Salvation came in the early hours of 11 May, after Fire Service reinforcements finally arrived at the Abbey with sufficient water. The remaining fires were brought under control.

The Abbey survives

As dawn broke, Westminster Abbey was shrouded in dense smoke. John (‘Jock’) Colville, Churchill’s Assistant Private Secretary, visited the scene at around 8 a.m., intending to take communion as usual. In his diary entry for 11 May 1941, he described the scene around the Abbey:

Burnt paper, from some demolished paper mill, was falling like leaves on a windy autumn day…there were fire engines and the policeman at the door said to me “There will not be any services in the Abbey today, Sir,” exactly as if it were closed for spring cleaning’ (Sir John Colville, The Fringes of Power, 10 Downing Street Dairies 1935–1955).

At 11:59 a.m. on 11 May, a City of Westminster ARP message was sent to the Westminster Control Centre, summing up the observed damage: 

Lantern Tower (over choir) completely collapsed into Abbey; otherwise the fabric of the Abbey does not appear to have suffered. Deanery is completely gutted. The School, lodgings of the Clergy and Canons, the Library and the buildings surrounding the Undercroft all gutted. Buildings in Dean’s Yard damaged by fire but not gutted. Jerusalem Chamber and Jericho Chamber are intact. Fire still smouldering. Fire Brigade standing by. Major damage – Incendiaries.’

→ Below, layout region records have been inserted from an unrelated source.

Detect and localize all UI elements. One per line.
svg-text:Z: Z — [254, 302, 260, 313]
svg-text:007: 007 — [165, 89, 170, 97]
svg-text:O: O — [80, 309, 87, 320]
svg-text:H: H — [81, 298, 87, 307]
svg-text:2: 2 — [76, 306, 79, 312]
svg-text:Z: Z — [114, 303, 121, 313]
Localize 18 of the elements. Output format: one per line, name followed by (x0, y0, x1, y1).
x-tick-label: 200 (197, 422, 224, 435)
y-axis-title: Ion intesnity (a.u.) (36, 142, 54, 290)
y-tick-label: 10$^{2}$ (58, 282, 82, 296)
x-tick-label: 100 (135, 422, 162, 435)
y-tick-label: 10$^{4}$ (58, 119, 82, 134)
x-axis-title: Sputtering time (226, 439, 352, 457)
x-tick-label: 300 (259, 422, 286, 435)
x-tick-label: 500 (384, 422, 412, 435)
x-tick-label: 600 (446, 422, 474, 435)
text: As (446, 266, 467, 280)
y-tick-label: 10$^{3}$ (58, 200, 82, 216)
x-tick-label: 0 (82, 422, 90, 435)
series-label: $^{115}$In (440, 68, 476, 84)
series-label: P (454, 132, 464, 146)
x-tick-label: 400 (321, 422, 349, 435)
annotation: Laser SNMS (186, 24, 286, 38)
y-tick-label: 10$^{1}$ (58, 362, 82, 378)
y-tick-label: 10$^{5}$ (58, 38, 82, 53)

King George VI and Queen Elizabeth subsequently visited the Abbey to inspect the damage. They were photographed in front of the High Altar where both had been crowned exactly four years earlier, on 12 May 1937. 

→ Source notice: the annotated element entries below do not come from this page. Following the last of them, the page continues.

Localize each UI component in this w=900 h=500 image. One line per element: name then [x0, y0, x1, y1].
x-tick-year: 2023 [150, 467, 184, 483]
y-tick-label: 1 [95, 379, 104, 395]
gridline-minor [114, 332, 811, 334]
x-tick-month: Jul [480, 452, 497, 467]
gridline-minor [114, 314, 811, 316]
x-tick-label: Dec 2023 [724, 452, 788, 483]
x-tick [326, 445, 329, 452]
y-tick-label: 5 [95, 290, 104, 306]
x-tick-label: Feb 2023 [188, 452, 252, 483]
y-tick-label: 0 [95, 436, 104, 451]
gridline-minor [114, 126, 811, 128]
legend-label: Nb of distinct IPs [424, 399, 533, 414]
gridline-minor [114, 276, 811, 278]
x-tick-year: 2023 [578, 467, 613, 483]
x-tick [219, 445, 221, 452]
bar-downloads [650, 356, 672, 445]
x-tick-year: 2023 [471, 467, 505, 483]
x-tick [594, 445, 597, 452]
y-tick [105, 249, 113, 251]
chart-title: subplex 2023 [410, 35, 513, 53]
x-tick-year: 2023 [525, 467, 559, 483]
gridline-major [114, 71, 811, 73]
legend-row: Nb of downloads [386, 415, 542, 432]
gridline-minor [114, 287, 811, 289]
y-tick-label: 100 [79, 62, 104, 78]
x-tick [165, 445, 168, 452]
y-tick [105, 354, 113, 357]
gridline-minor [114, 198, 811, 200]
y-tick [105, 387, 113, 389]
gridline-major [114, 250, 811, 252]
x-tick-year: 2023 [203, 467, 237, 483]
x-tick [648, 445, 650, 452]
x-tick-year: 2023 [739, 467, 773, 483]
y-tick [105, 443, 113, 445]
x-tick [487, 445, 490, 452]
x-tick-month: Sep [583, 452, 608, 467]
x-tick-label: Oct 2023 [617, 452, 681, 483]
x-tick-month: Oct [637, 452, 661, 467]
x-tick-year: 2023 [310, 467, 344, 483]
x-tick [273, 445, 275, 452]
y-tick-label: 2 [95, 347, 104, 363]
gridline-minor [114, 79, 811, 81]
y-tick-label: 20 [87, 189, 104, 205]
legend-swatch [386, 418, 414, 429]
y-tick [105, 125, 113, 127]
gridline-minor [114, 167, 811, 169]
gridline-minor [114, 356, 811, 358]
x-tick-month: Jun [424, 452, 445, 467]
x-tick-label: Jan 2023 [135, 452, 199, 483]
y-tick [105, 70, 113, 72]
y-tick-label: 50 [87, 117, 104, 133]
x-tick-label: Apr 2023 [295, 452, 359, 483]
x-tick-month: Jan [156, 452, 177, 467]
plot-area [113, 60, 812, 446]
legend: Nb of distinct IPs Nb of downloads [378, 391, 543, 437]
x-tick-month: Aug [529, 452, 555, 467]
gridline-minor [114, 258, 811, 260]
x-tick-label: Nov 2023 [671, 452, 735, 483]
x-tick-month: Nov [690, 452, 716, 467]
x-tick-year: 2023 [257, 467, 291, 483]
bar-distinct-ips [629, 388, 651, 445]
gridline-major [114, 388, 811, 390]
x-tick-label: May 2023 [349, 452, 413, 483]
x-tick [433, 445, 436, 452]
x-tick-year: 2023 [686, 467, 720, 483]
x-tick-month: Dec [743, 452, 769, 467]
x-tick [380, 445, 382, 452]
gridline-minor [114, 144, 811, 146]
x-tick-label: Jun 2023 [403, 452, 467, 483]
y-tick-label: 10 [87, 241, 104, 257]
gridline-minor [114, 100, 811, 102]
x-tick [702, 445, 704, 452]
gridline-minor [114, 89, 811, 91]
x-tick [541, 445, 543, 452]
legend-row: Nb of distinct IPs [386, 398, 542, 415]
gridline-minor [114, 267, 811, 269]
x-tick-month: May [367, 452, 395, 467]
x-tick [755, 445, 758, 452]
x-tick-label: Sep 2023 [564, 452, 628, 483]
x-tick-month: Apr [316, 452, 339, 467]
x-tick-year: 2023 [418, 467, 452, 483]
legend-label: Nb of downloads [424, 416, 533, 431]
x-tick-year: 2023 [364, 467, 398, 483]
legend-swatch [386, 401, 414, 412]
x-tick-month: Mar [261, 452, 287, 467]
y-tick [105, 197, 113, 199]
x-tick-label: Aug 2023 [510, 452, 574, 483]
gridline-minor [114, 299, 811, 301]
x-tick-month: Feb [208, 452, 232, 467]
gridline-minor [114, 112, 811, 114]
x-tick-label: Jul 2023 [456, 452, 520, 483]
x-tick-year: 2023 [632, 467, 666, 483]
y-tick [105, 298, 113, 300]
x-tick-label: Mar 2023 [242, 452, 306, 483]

Westminster Abbey sustained no further air raid damage for the rest of the war. Services resumed using the Nave altar until 1945. Learning the lessons of 10-11 May 1941, the Abbey’s ARP teams installed a series of fixed iron roof access ladders, a new system of water hosepipes and standby water tanks on the Abbey Green. In February 1944, during resumed major Luftwaffe conventional bombing of London (in ‘The Little Blitz’) showers of incendiaries fell close to the Abbey, but were promptly extinguished.

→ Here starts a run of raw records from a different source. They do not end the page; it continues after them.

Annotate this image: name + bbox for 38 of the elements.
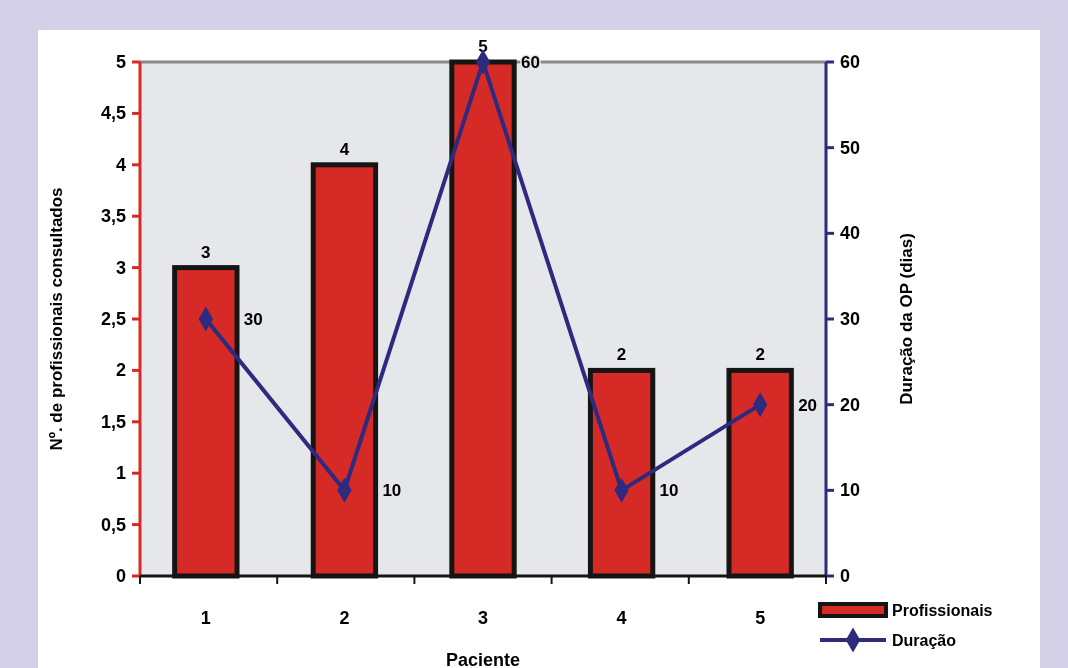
y2-tick-label: 0 xyxy=(840,566,851,586)
x-axis-title: Paciente xyxy=(445,650,521,668)
data-label: 20 xyxy=(798,395,818,415)
y2-tick-label: 60 xyxy=(840,52,861,72)
data-label: 2 xyxy=(616,345,627,365)
y2-tick-label: 30 xyxy=(840,309,861,329)
x-tick-label: 1 xyxy=(200,608,211,628)
y2-tick-label: 40 xyxy=(840,223,861,244)
y-tick-label: 1,5 xyxy=(100,411,126,432)
y2-axis-title: Duração da OP (dias) xyxy=(897,233,916,405)
y-tick-label: 2 xyxy=(115,360,126,381)
data-label: 3 xyxy=(201,242,211,262)
y-tick-label: 0 xyxy=(115,566,126,586)
y-tick-label: 3,5 xyxy=(100,206,126,227)
data-label: 30 xyxy=(243,310,263,329)
y-tick-label: 1 xyxy=(115,463,126,484)
y2-tick-label: 20 xyxy=(840,394,861,415)
y-tick-label: 3 xyxy=(115,257,126,278)
y-tick-label: 2,5 xyxy=(100,309,126,329)
data-label: 60 xyxy=(521,53,540,72)
x-tick-label: 4 xyxy=(616,608,627,628)
y-tick-label: 4,5 xyxy=(100,103,126,124)
y-tick-label: 5 xyxy=(115,52,126,72)
data-label: 10 xyxy=(382,481,402,501)
y-tick-label: 4 xyxy=(115,154,126,175)
legend-label: Profissionais xyxy=(892,602,993,619)
y2-tick-label: 50 xyxy=(840,137,861,158)
x-tick-label: 3 xyxy=(477,608,489,628)
legend-label: Duração xyxy=(892,632,957,649)
data-label: 2 xyxy=(755,345,765,365)
data-label: 10 xyxy=(659,481,679,501)
y2-tick-label: 10 xyxy=(840,480,861,501)
y-tick-label: 0,5 xyxy=(100,514,126,535)
x-tick-label: 2 xyxy=(339,608,350,628)
x-tick-label: 5 xyxy=(755,608,766,628)
data-label: 4 xyxy=(339,139,350,159)
data-label: 5 xyxy=(478,37,488,56)
y-axis-title: Nº. de profissionais consultados xyxy=(47,187,66,451)
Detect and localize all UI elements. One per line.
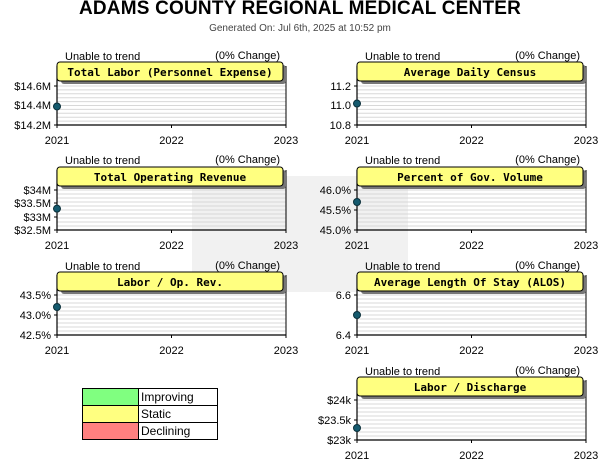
- legend-swatch-improving: [82, 388, 139, 406]
- chart4-y-tick-label: 45.0%: [320, 225, 351, 237]
- chart4-data-point: [353, 198, 361, 206]
- chart7-y-tick-label: $23k: [327, 435, 351, 447]
- chart5-y-tick-label: 43.0%: [20, 310, 51, 322]
- chart6-x-tick-label: 2023: [574, 345, 598, 357]
- chart1-title: Total Labor (Personnel Expense): [67, 66, 272, 79]
- chart3-data-point: [53, 204, 61, 213]
- legend-label-static: Static: [138, 405, 218, 423]
- legend: Improving Static Declining: [82, 388, 218, 440]
- chart1-x-tick-label: 2022: [159, 135, 183, 147]
- chart5-y-tick-label: 43.5%: [20, 290, 51, 302]
- chart4-title: Percent of Gov. Volume: [397, 171, 543, 184]
- chart7-x-tick-label: 2022: [459, 450, 483, 462]
- chart2-y-tick-label: 11.2: [330, 81, 351, 93]
- chart7-change-percent: (0% Change): [515, 365, 580, 377]
- chart5-x-tick-label: 2022: [159, 345, 183, 357]
- chart7-x-tick-label: 2021: [345, 450, 369, 462]
- chart2-trend-status: Unable to trend: [365, 51, 440, 63]
- chart3-change-percent: (0% Change): [215, 154, 280, 166]
- chart2-y-tick-label: 11.0: [330, 100, 351, 112]
- chart1-change-percent: (0% Change): [215, 50, 280, 62]
- chart6-data-point: [353, 311, 361, 319]
- chart1-y-tick-label: $14.4M: [14, 100, 51, 112]
- chart2-x-tick-label: 2022: [459, 135, 483, 147]
- chart4-banner: [356, 166, 584, 187]
- chart5-change-percent: (0% Change): [215, 260, 280, 272]
- chart6-banner: [356, 271, 584, 292]
- chart6-trend-status: Unable to trend: [365, 261, 440, 273]
- legend-label-declining: Declining: [138, 422, 218, 440]
- chart6-title: Average Length Of Stay (ALOS): [374, 276, 566, 289]
- chart7-trend-status: Unable to trend: [365, 366, 440, 378]
- chart3-y-tick-label: $32.5M: [14, 225, 51, 237]
- chart7-data-point: [353, 424, 361, 432]
- chart5-x-tick-label: 2021: [45, 345, 69, 357]
- chart6-x-tick-label: 2022: [459, 345, 483, 357]
- chart7-x-tick-label: 2023: [574, 450, 598, 462]
- chart2-change-percent: (0% Change): [515, 50, 580, 62]
- chart3-banner: [56, 166, 284, 187]
- chart2-data-point: [353, 99, 361, 108]
- chart1-x-tick-label: 2023: [274, 135, 298, 147]
- chart2-x-tick-label: 2021: [345, 135, 369, 147]
- chart5-trend-status: Unable to trend: [65, 261, 140, 273]
- chart5-banner: [56, 271, 284, 292]
- chart6-x-tick-label: 2021: [345, 345, 369, 357]
- page-title: ADAMS COUNTY REGIONAL MEDICAL CENTER: [78, 0, 522, 19]
- generated-timestamp: Generated On: Jul 6th, 2025 at 10:52 pm: [209, 23, 391, 34]
- chart2-x-tick-label: 2023: [574, 135, 598, 147]
- chart3-x-tick-label: 2021: [45, 240, 69, 252]
- chart4-x-tick-label: 2021: [345, 240, 369, 252]
- chart2-y-tick-label: 10.8: [330, 120, 351, 132]
- legend-swatch-static: [82, 405, 139, 423]
- chart7-banner: [356, 376, 584, 397]
- chart4-trend-status: Unable to trend: [365, 155, 440, 167]
- chart5-data-point: [53, 303, 61, 311]
- chart7-y-tick-label: $24k: [327, 395, 351, 407]
- chart3-y-tick-label: $33.5M: [14, 198, 51, 210]
- chart4-y-tick-label: 45.5%: [320, 205, 351, 217]
- chart1-banner: [56, 61, 284, 82]
- chart7-title: Labor / Discharge: [414, 381, 527, 394]
- legend-swatch-declining: [82, 422, 139, 440]
- chart3-x-tick-label: 2022: [159, 240, 183, 252]
- chart3-y-tick-label: $33M: [23, 212, 51, 224]
- chart3-x-tick-label: 2023: [274, 240, 298, 252]
- chart1-y-tick-label: $14.2M: [14, 120, 51, 132]
- chart1-x-tick-label: 2021: [45, 135, 69, 147]
- chart3-title: Total Operating Revenue: [94, 171, 247, 184]
- chart4-x-tick-label: 2023: [574, 240, 598, 252]
- chart6-change-percent: (0% Change): [515, 260, 580, 272]
- chart7-y-tick-label: $23.5k: [318, 415, 352, 427]
- chart6-y-tick-label: 6.6: [336, 290, 351, 302]
- chart3-trend-status: Unable to trend: [65, 155, 140, 167]
- chart5-y-tick-label: 42.5%: [20, 330, 51, 342]
- chart5-title: Labor / Op. Rev.: [117, 276, 223, 289]
- chart3-y-tick-label: $34M: [23, 185, 51, 197]
- chart4-change-percent: (0% Change): [515, 154, 580, 166]
- chart2-title: Average Daily Census: [404, 66, 536, 79]
- chart6-y-tick-label: 6.4: [336, 330, 351, 342]
- chart5-x-tick-label: 2023: [274, 345, 298, 357]
- chart4-y-tick-label: 46.0%: [320, 185, 351, 197]
- chart1-data-point: [53, 102, 61, 111]
- chart1-y-tick-label: $14.6M: [14, 81, 51, 93]
- chart1-trend-status: Unable to trend: [65, 51, 140, 63]
- chart4-x-tick-label: 2022: [459, 240, 483, 252]
- legend-label-improving: Improving: [138, 388, 218, 406]
- chart2-banner: [356, 61, 584, 82]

The Lantern Roof was rebuilt after the war by Stephen Dykes Bower, Westminster Abbey’s Surveyor. Interior stonework was cleaned painstakingly in the 1960s and restored to its original colouring. Further major restoration of the Abbey took place during 1995-1998. 

Today, the scars inflicted during WWII are long gone. Westminster Abbey continues to fulfil its important national mission in full. Since 2011 alone, the Abbey has seen the joyous wedding of William, Prince of Wales, and Catherine Middleton (Duchess of Cambridge), watched by a global audience of an estimated one billion. The Abbey was subsequently the venue for the moving state funeral of Queen Elizabeth II in 2022 and the Coronation of King Charles III in 2023. In May 2025, a major national commemoration took place for the 80th anniversary of VE Day (Victory in Europe Day, 8 May 1945).

In 1941, courage and determination under fire saved Westminster Abbey and its treasures. Eighty-five years on, visitors from across the world who are fascinated by history and royalty are the clear beneficiaries.